Showing posts with label Green Heroes quilt. Show all posts
Showing posts with label Green Heroes quilt. Show all posts

Monday, October 13, 2014

Green Heroes Completed. Finally.

I finally completed my quilt on ecologists, naturalists, nature activists, writers, legislators, and other "green" heroes. I started it in 2012. I embroidered the portraits and names on green and set the blocks with a green leaf print on black.

Aldo Leopold, "A Sand County Almanac" author
I wanted to try something new. I decided to quilt images representing the different 'heroes' achievements. I don't think it is really successful. There is too much unquilted space.

I found the dark border fabric very hard to quilt. I used a green thread darker than the block fabrics. I quilted around the leaf shapes in the inner border and did a Methodist (sometimes called Baptist) fan in the outer border.

I hated doing the quilting, every one-and-a half spools of thread of it. Partly because the dark fabric made it hard to see the quilting, but also because I was so unsatisfied with the quilting...perhaps because I could not see it! I started it on my quilt frame, but found it was hard on my back and switched to a hoop.

The quilting took all winter and all summer and into the fall. It was packed up for three months or more because of moving. I lived in three addresses while I worked on it.

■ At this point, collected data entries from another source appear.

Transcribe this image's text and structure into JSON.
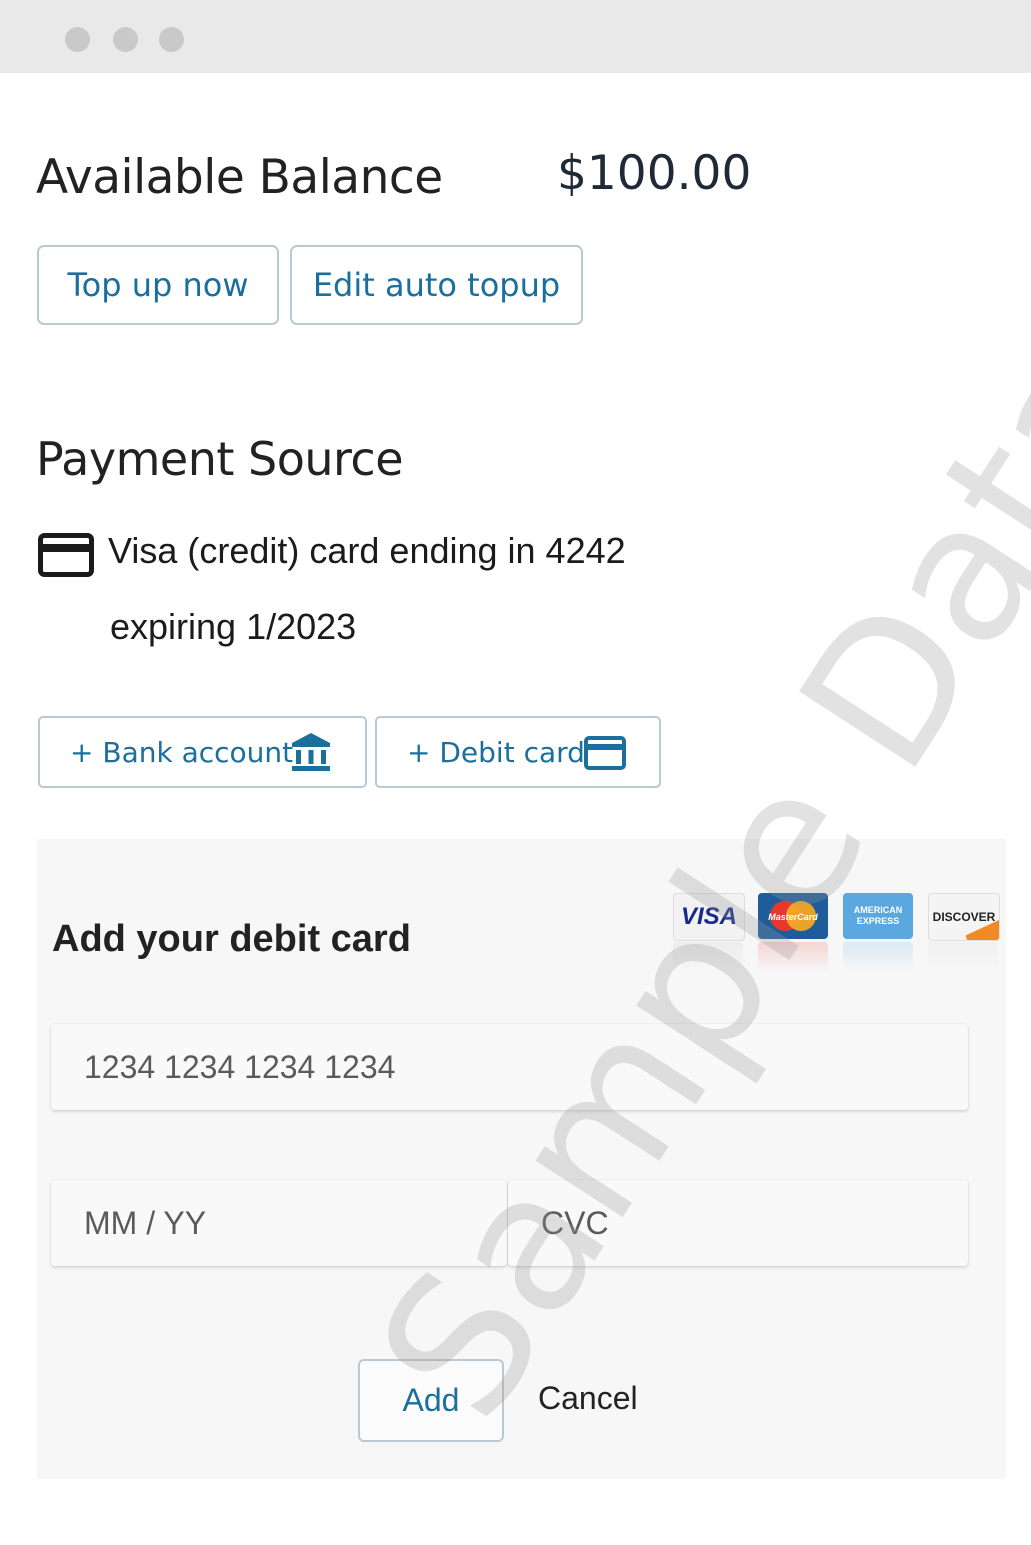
{
  "window": {
    "controls": [
      "close",
      "minimize",
      "maximize"
    ]
  },
  "balance": {
    "label": "Available Balance",
    "amount": "$100.00"
  },
  "actions": {
    "top_up": "Top up now",
    "edit_auto_topup": "Edit auto topup"
  },
  "payment_source": {
    "title": "Payment Source",
    "card_icon": "credit-card-icon",
    "card_line1": "Visa (credit) card ending in 4242",
    "card_line2": "expiring 1/2023",
    "add_bank_account": "+ Bank account",
    "add_debit_card": "+ Debit card"
  },
  "debit_form": {
    "title": "Add your debit card",
    "brands": [
      "VISA",
      "MasterCard",
      "AMERICAN EXPRESS",
      "DISCOVER"
    ],
    "card_number_placeholder": "1234 1234 1234 1234",
    "expiry_placeholder": "MM / YY",
    "cvc_placeholder": "CVC",
    "submit_label": "Add",
    "cancel_label": "Cancel"
  },
  "watermark": "Sample Data",
  "colors": {
    "accent": "#1a6f9c",
    "border": "#b9c9d6",
    "titlebar": "#e9e9e9"
  }
}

To illustrate how I did the quilting design, here is John James Audubon.


I chose his turkey illustration for the left side area behind his head.

Here is what the quilting looks like; I turned the photo into black and white so that the stitching shows up better.

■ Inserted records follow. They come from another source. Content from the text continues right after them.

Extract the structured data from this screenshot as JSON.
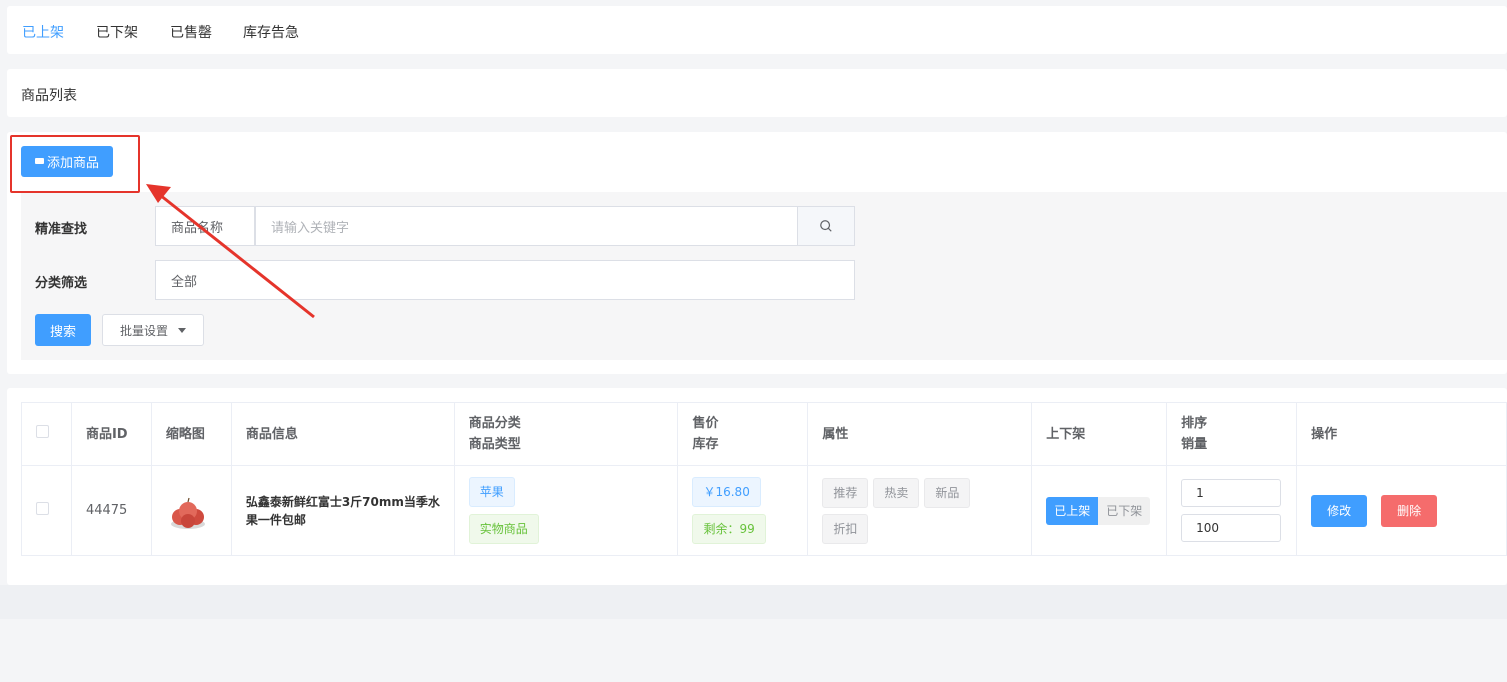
{
  "tabs": [
    {
      "label": "已上架",
      "active": true
    },
    {
      "label": "已下架",
      "active": false
    },
    {
      "label": "已售罄",
      "active": false
    },
    {
      "label": "库存告急",
      "active": false
    }
  ],
  "list_title": "商品列表",
  "toolbar": {
    "add_label": "添加商品"
  },
  "filter": {
    "exact_label": "精准查找",
    "field_select": "商品名称",
    "keyword_placeholder": "请输入关键字",
    "category_label": "分类筛选",
    "category_value": "全部",
    "search_label": "搜索",
    "batch_label": "批量设置"
  },
  "table": {
    "headers": {
      "id": "商品ID",
      "thumb": "缩略图",
      "info": "商品信息",
      "category": "商品分类",
      "type": "商品类型",
      "price": "售价",
      "stock": "库存",
      "attrs": "属性",
      "shelf": "上下架",
      "sort": "排序",
      "sales": "销量",
      "ops": "操作"
    },
    "rows": [
      {
        "id": "44475",
        "name": "弘鑫泰新鲜红富士3斤70mm当季水果一件包邮",
        "category": "苹果",
        "type": "实物商品",
        "price": "￥16.80",
        "stock": "剩余：99",
        "attrs": [
          "推荐",
          "热卖",
          "新品",
          "折扣"
        ],
        "shelf_on": "已上架",
        "shelf_off": "已下架",
        "sort": "1",
        "sales": "100",
        "edit": "修改",
        "delete": "删除"
      }
    ]
  },
  "colors": {
    "primary": "#409eff",
    "danger": "#f56c6c",
    "annotation": "#e5342b"
  }
}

Lois Gibbs, the grass roots organizer of Love Canal, has the danger sign on the left and a house and swing set on the right. I wrote a blog post about her on Nov. 5, 2012 found here: http://theliteratequilter.blogspot.com/2012/11/my-green-heroes-quilt-lois-gibbs.html

It is one of my posts with the most traffic.

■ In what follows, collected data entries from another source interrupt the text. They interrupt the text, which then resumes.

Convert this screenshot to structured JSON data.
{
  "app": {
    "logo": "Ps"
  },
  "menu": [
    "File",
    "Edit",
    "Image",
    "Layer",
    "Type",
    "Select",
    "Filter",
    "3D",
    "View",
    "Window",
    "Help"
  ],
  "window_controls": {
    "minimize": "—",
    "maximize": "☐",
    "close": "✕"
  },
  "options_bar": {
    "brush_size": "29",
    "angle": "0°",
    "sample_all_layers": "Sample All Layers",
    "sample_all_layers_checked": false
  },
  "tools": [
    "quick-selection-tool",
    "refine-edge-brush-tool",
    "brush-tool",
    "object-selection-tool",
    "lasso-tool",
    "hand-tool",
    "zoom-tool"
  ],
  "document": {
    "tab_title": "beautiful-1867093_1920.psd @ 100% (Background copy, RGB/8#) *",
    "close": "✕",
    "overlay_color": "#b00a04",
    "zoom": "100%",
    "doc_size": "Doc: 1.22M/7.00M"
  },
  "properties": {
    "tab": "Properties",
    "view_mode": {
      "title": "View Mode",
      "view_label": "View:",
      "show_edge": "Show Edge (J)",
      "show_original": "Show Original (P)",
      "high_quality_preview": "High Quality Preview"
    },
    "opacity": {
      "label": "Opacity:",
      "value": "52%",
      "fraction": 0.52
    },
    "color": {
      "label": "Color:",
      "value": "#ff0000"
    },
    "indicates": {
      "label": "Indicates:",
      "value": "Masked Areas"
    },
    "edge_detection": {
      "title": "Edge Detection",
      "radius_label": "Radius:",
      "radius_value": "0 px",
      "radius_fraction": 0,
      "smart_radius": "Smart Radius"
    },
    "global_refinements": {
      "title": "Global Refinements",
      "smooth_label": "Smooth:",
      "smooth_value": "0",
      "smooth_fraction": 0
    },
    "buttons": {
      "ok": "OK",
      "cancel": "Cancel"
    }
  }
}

For Pete Seeger, the Clearwater sloop is in the background to represent his work with the Hudson River "Clearwater" Revival
And of course his banjo with it's famous saying also appears in the quilting.

I finished the binding today while watching Ken Burn's series The Roosevelts on TiVo. Teddy died in the episode I was watching. Of course he is on my quilt because of his work creating the national park system. 

Only a few of the drawing used for the embroidery were created by me. The rest were drawings from Better World Heroes "Eco Heroes," There are twenty "heroes" on the quilt.



Audubon






Rachel Carson

Wendell Berry







Monday, January 6, 2014

Love Entwined Center Completed

 
I finished the last corner floral vase on the Love Entwined applique quilt. Esther Aliu's Yahoo group has hundreds of people from across the world making this 1790 reproduction. The variety of interpretations is mind boggling!
 
The next pattern will not be released until the 15th, so I have time to work on my "Green Heroes" quilt, which has been languishing for months waiting me to finish the hand quilting. I am quilting motifs relevant to each "hero". Adolph Leopold, author of Sand County Almanac, has images from his book cover with a heron. Annie Dillard, author of Pilgrim at Tinker Creek has a forest and, hopefully a recognizable creek.
 
 

Leopold founded a new way of looking at the wilderness, and forged an new ethic:
"The land ethic simply enlarges the boundaries of the community to include soils, waters, plants, and animals, or collectively: the land."

 
Dillard's 1974 book won the Pulitzer Prize. Her observations of nature and thoughts about life and God were very inspiring to me when I read her book when it came out. 
 
Meantime we in Michigan have undergone a terrific snow storm just a week after 50,000 people got their power back after an ice storm. We had a mere foot of snow here.
 
Today we finally have some sunshine, but a wind chill that is Arctic. Sounds like good weather for hand quilting on a hoop, because that quilt will keep me warm!